Königliche Steuern sind knifflig und können leicht falsch berechnet werden, wenn man nicht aufpasst. Nach allen Berechnungen und Abzügen stand unten eine Endsumme, die eingekreist war.
Dalton betrachtete die Seite stirnrunzelnd. Es war offensichtlich, dass er nicht wusste, worauf ich hinauswollte. Nach einer Minute sah er mich wieder an, immer noch verwirrt.
„Es tut mir leid, mein Herr. Ich weiß nicht, was Sie meinen. Stimmt etwas nicht? Ich versichere Ihnen, wenn es so ist, war es keine Absicht. Wir bemühen uns sehr, alles wahrheitsgemäß und korrekt zu machen.“ Wahrheit.
„Ich bin nur neugierig, wie Sie auf die unten stehende Zahl gekommen sind“, erwiderte ich. Es war eine schwierige Berechnung. Die Person, die sie durchgeführt hatte, war offensichtlich sehr gebildet. Ich wollte wissen, wer in ihrem Rudel so geschickt war.
Dalton blickte wieder auf die Seite, als würde die Antwort wie von Zauberhand erscheinen.
„Warum holst du nicht einfach Artie, damit sie einen Blick darauf wirft?“, sagte Teddy.
„Teddy!“, rief Dalton zurück.
„Was? Sie ist doch diejenige, die—„
„Teddy, halt sofort den Mund!“ Ich konnte spüren, wie Dalton seine Macht einsetzte, um seinen Rudelgefährten zum Schweigen zu bringen, aber die Worte waren bereits gefallen. Dalton sah mich schockiert an, wahrscheinlich weil ihm klar wurde, wie seltsam sein Ausbruch war.

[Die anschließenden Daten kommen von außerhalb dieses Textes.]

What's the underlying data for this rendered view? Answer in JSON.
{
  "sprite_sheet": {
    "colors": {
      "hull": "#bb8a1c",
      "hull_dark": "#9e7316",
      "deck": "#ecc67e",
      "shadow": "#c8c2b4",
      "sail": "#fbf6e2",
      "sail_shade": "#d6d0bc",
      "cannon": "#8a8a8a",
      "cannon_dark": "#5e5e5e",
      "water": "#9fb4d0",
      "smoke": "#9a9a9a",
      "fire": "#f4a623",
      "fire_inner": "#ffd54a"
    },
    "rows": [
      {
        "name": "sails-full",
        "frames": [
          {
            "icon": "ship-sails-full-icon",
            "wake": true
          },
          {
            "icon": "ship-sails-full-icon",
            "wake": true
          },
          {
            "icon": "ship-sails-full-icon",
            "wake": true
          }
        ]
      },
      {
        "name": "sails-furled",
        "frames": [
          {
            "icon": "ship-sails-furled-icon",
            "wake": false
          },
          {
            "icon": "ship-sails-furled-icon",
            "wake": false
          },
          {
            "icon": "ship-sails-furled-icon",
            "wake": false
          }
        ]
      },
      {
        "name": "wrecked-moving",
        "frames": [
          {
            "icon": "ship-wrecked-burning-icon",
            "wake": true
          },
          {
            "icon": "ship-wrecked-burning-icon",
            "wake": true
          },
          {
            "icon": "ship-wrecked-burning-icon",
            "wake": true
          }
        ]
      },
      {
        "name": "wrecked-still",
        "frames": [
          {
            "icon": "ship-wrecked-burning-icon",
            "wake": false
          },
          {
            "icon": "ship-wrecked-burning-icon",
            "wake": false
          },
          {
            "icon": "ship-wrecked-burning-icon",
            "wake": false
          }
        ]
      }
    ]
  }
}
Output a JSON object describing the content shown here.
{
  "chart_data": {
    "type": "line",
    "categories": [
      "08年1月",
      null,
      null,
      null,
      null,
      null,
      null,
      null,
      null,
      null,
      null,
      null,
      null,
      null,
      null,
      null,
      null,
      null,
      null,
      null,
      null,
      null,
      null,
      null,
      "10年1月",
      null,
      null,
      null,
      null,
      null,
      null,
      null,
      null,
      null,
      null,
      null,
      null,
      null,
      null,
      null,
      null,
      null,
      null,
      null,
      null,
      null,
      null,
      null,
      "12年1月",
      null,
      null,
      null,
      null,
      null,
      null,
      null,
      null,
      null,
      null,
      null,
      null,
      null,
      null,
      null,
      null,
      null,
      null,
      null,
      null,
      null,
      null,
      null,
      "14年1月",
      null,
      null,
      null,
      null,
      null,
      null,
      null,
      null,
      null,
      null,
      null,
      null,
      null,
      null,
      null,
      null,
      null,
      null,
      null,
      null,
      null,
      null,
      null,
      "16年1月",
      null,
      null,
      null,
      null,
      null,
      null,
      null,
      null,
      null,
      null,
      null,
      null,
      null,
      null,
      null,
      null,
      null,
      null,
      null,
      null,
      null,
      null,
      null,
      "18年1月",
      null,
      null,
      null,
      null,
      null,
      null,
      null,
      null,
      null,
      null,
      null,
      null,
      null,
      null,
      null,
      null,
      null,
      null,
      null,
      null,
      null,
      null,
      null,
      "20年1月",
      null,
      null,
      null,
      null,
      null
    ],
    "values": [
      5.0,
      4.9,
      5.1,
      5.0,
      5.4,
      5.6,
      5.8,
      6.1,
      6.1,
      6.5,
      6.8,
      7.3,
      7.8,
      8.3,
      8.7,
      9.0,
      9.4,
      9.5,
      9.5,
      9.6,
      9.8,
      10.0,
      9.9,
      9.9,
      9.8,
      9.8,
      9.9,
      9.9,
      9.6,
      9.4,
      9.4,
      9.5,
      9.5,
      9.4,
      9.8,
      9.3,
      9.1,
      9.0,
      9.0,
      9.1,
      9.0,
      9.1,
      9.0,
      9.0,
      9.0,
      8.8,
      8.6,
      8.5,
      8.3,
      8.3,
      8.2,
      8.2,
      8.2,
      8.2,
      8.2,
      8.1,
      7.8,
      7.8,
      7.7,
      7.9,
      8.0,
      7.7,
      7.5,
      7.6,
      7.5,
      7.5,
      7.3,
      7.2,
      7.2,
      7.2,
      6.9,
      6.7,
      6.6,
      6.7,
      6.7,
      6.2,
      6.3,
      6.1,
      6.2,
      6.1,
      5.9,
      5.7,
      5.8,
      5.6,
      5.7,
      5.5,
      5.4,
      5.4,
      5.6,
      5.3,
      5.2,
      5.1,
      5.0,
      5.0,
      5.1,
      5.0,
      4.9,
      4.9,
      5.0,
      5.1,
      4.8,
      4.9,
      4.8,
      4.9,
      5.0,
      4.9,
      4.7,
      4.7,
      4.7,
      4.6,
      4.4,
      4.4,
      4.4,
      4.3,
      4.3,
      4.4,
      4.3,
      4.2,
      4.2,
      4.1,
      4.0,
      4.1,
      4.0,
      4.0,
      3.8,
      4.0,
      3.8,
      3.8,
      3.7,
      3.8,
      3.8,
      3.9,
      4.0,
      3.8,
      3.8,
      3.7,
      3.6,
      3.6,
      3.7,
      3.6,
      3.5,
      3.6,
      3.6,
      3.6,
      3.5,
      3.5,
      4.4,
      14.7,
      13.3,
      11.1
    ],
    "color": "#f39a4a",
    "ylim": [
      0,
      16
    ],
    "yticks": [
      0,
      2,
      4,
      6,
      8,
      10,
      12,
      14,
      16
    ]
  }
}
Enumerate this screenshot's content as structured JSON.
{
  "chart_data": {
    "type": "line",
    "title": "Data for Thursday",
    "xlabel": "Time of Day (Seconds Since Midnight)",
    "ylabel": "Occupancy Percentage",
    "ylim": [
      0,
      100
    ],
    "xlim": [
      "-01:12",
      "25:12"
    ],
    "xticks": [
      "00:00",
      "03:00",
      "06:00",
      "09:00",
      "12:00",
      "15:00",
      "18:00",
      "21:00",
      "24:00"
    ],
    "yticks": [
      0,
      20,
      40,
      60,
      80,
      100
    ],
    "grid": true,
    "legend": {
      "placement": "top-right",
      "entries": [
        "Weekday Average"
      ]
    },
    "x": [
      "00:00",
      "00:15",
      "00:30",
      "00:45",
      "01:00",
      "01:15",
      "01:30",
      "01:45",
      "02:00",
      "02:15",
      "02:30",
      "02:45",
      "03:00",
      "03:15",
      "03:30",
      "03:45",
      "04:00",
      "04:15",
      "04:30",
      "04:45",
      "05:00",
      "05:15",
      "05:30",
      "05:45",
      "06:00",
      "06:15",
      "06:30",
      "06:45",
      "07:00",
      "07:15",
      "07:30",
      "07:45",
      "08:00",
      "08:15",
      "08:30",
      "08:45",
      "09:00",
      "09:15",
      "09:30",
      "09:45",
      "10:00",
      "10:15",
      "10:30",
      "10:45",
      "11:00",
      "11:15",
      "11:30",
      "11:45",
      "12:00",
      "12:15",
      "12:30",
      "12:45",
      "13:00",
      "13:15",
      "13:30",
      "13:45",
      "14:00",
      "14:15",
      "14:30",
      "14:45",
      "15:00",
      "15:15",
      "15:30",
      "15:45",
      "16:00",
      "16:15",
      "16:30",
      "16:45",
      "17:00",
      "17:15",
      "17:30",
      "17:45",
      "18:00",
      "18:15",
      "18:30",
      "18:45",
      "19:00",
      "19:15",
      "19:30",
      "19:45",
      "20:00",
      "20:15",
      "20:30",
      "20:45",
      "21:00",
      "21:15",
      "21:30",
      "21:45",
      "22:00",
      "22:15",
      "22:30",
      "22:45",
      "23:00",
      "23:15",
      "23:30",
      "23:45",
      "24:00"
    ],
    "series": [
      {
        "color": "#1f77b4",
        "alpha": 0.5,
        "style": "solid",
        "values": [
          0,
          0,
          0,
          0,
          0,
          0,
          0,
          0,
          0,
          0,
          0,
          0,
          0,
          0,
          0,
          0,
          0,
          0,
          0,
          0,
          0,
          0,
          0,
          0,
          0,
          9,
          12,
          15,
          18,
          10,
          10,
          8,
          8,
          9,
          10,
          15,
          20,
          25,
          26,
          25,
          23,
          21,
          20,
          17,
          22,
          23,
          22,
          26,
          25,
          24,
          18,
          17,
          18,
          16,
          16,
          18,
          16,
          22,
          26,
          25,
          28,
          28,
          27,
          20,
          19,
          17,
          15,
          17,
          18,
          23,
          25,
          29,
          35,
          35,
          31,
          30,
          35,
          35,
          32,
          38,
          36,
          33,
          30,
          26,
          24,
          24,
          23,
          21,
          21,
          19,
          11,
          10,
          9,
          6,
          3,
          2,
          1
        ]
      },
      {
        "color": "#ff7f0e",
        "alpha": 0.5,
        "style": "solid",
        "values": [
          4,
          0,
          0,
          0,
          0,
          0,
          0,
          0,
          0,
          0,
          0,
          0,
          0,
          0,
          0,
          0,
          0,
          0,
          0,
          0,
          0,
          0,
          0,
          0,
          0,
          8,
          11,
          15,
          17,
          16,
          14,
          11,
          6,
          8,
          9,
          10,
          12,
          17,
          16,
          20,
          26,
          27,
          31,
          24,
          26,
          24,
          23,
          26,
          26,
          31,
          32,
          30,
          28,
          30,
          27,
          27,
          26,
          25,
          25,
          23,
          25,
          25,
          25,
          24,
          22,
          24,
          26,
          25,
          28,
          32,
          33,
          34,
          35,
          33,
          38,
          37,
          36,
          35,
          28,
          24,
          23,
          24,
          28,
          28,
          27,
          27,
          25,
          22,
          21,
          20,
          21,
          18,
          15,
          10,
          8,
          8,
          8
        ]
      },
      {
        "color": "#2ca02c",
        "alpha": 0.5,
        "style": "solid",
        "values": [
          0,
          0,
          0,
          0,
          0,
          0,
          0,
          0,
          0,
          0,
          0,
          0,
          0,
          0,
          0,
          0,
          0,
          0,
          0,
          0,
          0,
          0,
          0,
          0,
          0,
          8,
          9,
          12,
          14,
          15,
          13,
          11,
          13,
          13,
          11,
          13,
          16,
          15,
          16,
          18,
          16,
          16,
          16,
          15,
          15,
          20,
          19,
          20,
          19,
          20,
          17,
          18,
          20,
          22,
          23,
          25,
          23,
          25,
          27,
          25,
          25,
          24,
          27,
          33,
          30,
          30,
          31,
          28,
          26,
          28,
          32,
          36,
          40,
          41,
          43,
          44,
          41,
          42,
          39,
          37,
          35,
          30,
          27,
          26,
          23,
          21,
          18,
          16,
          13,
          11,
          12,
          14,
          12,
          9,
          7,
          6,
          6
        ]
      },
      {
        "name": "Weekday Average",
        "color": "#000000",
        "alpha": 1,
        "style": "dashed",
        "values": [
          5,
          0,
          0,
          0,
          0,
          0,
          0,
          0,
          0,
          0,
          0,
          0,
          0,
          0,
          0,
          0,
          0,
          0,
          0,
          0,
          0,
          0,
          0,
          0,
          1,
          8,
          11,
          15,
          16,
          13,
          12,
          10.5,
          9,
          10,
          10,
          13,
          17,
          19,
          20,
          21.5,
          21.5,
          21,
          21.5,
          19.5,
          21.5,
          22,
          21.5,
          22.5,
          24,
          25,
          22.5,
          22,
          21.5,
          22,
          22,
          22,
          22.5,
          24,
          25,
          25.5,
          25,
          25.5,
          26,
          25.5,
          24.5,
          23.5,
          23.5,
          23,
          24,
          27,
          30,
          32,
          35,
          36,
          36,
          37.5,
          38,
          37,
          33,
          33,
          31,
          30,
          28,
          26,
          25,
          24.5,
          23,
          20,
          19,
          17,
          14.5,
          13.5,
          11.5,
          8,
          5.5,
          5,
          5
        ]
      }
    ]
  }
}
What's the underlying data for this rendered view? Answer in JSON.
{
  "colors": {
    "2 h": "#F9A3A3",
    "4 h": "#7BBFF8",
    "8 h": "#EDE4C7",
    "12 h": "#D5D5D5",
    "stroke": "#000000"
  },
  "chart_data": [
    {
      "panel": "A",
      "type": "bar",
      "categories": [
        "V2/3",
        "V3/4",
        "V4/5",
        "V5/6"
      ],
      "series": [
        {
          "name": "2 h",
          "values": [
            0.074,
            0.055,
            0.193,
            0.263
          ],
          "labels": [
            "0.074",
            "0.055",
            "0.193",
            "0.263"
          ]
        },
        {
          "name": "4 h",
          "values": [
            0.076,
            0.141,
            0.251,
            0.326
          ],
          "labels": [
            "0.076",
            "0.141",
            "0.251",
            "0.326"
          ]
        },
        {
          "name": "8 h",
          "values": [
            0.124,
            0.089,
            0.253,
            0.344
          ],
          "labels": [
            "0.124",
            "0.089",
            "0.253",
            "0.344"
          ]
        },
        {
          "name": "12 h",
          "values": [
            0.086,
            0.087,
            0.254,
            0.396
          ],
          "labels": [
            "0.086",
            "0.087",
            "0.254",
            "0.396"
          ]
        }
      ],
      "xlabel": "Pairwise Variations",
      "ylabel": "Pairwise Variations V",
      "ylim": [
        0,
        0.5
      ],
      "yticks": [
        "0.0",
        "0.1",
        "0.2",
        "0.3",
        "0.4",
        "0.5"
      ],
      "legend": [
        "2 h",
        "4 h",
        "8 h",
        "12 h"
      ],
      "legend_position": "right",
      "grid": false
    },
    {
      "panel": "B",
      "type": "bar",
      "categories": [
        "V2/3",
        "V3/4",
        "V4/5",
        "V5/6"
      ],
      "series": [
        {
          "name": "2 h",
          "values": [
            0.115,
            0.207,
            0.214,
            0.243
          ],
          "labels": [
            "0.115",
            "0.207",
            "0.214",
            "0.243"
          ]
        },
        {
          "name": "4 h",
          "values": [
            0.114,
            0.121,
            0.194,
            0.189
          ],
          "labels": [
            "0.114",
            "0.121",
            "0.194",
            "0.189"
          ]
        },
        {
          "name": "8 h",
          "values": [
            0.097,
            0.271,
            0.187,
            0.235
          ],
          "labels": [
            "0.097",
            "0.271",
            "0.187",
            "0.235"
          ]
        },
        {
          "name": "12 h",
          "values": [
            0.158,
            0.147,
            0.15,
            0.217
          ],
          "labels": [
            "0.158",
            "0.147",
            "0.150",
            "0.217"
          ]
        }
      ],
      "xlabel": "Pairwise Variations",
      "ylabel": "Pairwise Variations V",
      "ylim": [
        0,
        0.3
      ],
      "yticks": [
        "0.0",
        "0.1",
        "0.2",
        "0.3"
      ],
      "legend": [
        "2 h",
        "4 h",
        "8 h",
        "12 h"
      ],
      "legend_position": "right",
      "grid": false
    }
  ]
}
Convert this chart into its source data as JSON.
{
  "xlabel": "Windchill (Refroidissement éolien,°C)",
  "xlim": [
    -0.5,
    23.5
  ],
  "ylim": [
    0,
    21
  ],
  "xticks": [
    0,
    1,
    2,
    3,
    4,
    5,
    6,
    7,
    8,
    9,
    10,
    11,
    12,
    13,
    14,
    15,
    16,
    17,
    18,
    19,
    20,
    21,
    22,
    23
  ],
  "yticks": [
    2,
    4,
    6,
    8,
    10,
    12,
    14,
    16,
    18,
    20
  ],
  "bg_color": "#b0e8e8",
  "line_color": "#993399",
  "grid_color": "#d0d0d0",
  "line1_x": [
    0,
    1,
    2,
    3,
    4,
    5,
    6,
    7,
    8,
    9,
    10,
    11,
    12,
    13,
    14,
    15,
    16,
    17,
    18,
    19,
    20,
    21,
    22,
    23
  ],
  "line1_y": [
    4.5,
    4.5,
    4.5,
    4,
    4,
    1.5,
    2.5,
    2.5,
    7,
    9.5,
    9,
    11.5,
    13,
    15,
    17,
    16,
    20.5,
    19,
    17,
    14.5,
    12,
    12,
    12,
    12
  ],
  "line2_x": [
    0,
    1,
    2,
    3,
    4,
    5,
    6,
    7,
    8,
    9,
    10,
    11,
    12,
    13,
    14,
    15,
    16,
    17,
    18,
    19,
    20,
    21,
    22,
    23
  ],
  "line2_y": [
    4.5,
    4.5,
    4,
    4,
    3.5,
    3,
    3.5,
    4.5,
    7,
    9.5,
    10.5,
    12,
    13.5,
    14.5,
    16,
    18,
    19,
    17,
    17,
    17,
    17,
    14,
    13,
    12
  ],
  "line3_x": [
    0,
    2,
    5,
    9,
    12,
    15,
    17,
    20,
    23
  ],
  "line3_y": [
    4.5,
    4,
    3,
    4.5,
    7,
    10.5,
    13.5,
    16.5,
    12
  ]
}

„Entschuldigung, mein Herr. Teddy redet manchmal, ohne nachzudenken.“ Technisch gesehen wahr.
„Schon gut“, erwiderte ich, ohne meine Gedanken preiszugeben. „Ich denke, ich kann es selbst herausfinden.“
Wortlos streckte ich die Hand aus, und Dalton gab mir vorsichtig das Buch zurück. Ich blickte wieder auf die Seite, beobachtete die beiden aber aus dem Augenwinkel.
Dalton funkelte Teddy wütend an, der den Kopf vor ihm gesenkt hatte. Sie unterhielten sich offensichtlich in Gedanken miteinander.
Während sie abgelenkt waren, beschloss ich, Teddys Aussage zu überprüfen. Aus meiner Tasche zog ich den Zettel, den ich mit den Socken bekommen hatte. Ich legte ihn neben die Seite im Buch, um die Handschrift zu vergleichen.
Sie stimmten überein. Also war es Artemis, die die Aufzeichnungen und Kassenbücher führte. Sie wurde für mich immer interessanter.